WAS NEWSON DENIED EFFECTIVE ASSISTANCE OF COUNSEL?

¶ 7. Newson claims ineffective assistance of counsel. To prevail on the *891issue of whether his counsel’s performance was ineffective, Newson is required to show that counsel’s performance was deficient and that the defendant was prejudiced by counsel’s mistakes. Strickland v. Washington, 466 U.S. 668, 687-96, 104 S.Ct. 2052, 80 L.Ed.2d 674 (1984). This test “applies to challenges to guilty pleas based on ineffective assistance of counsel.” Hill v. Lockhart, 474 U.S. 52, 58, 106 S.Ct. 366, 88 L.Ed.2d 203 (1985). The burden is on the defendant to bring forth proof which demonstrates that both prongs of the Strickland test are met. Moody v. State, 644 So.2d 451, 456 (Miss.1994).

¶ 8. Newson “must specifically allege facts showing that effective assistance of counsel was not in fact rendered, and he must allege with specificity the fact that but for such purported actions by ineffective counsel, the results of the trial court decision would have been different.” Finley v. State, 739 So.2d 425 (¶ 8) (Miss.Ct.App.1999) (quoting Ford v. State, 708 So.2d 73, 75 (Miss.1998)). “To merit an evidentiary hearing on the issue of ineffective assistance of counsel, a defendant’s allegations of counsel’s performance must raise ‘sufficient questions of fact on the issue of ineffective assistance of counsel.’ ” Finley, 739 So.2d at 428 (¶ 10) (quoting Roland v. State, 666 So.2d 747, 750 (Miss.1995)).

¶ 9. Newson argues that his counsel was deficient because he faded to object to the allegedly defective indictment and erroneously counseled Newson to plead guilty to the charges. Other than the bold allegations put forth by Newson’s petition, he fails to offer any proof to substantiate his allegations and how these allegations made counsel’s performance deficient. A defendant “must prove that, under the totality of the circumstances, prejudice resulted from a deficiency in [trial] counsel’s performance.” Earley v. State, 595 So.2d 430, 433 (Miss.1992). In addition such deficiencies must be presented with specificity and detail. Perkins v. State, 487 So.2d 791, 793 (Miss.1986). Newson fails to provide any facts or arguments to support this claim.

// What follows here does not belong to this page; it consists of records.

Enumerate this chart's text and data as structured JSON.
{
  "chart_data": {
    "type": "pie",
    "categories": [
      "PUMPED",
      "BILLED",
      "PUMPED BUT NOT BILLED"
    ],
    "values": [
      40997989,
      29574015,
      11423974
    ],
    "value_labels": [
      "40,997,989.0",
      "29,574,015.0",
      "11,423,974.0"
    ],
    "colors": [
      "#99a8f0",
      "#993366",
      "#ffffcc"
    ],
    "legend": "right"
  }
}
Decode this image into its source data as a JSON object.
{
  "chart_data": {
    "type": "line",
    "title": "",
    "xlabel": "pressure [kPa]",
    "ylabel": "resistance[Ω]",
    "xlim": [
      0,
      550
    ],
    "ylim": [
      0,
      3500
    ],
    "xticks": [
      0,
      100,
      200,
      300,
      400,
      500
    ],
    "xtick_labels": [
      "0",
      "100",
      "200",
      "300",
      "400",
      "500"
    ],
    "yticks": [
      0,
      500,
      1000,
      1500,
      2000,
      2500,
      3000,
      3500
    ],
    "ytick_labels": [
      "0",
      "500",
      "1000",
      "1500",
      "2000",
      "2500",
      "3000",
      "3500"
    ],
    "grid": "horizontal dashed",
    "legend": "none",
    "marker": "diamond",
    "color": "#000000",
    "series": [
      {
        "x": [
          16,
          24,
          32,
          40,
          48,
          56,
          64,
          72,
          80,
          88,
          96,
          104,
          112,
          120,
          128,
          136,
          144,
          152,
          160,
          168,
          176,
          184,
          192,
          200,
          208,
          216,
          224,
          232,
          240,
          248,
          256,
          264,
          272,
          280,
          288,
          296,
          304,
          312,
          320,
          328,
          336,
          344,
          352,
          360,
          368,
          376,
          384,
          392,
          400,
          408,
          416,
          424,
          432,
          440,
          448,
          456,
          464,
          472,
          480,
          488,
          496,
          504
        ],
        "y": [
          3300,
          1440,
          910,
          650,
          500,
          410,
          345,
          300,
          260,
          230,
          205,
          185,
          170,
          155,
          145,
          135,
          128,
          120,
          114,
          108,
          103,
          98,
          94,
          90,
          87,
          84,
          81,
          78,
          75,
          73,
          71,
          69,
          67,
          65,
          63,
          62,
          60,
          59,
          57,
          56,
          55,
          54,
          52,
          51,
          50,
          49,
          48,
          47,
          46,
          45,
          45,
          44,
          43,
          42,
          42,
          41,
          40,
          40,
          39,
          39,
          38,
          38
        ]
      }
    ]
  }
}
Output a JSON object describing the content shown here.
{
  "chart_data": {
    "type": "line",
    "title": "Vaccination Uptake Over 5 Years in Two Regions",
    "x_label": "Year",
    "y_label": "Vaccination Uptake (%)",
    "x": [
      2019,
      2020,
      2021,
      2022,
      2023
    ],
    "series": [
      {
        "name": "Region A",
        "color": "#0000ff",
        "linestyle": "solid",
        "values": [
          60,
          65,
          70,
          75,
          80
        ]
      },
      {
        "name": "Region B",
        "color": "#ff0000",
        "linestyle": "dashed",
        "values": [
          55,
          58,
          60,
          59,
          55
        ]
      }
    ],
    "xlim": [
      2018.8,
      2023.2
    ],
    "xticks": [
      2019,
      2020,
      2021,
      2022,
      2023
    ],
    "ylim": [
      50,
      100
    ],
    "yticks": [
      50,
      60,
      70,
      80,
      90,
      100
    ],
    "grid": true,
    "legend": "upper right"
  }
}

Furthermore, his counsel obviously succeeded in securing a reduction of the charge to simple sale of cocaine, without the enhancements in question here, and in effecting a plea of guilty, pursuant to which Newson would have to serve only ten years. In any case, Newson testified affirmatively during his plea colloquy that he was satisfied with the services rendered by his counsel and that he had no complaints against him. Newson’s allegations of ineffective assistance of counsel are without merit in that the guilty plea petition provides ample evidence to the contrary.

¶10. THE JUDGMENT OF THE CIRCUIT COURT OF TATE COUNTY DENYING POST-CONVICTION RELIEF IS AFFIRMED. ALL COSTS OF THIS APPEAL ARE ASSESSED TO TATE COUNTY.

McMILLIN, C. J., KING AND SOUTHWICK, P.JJ., PAYNE, BRIDGES, LEE, IRVING, MYERS AND CHANDLER, JJ„ CONCUR.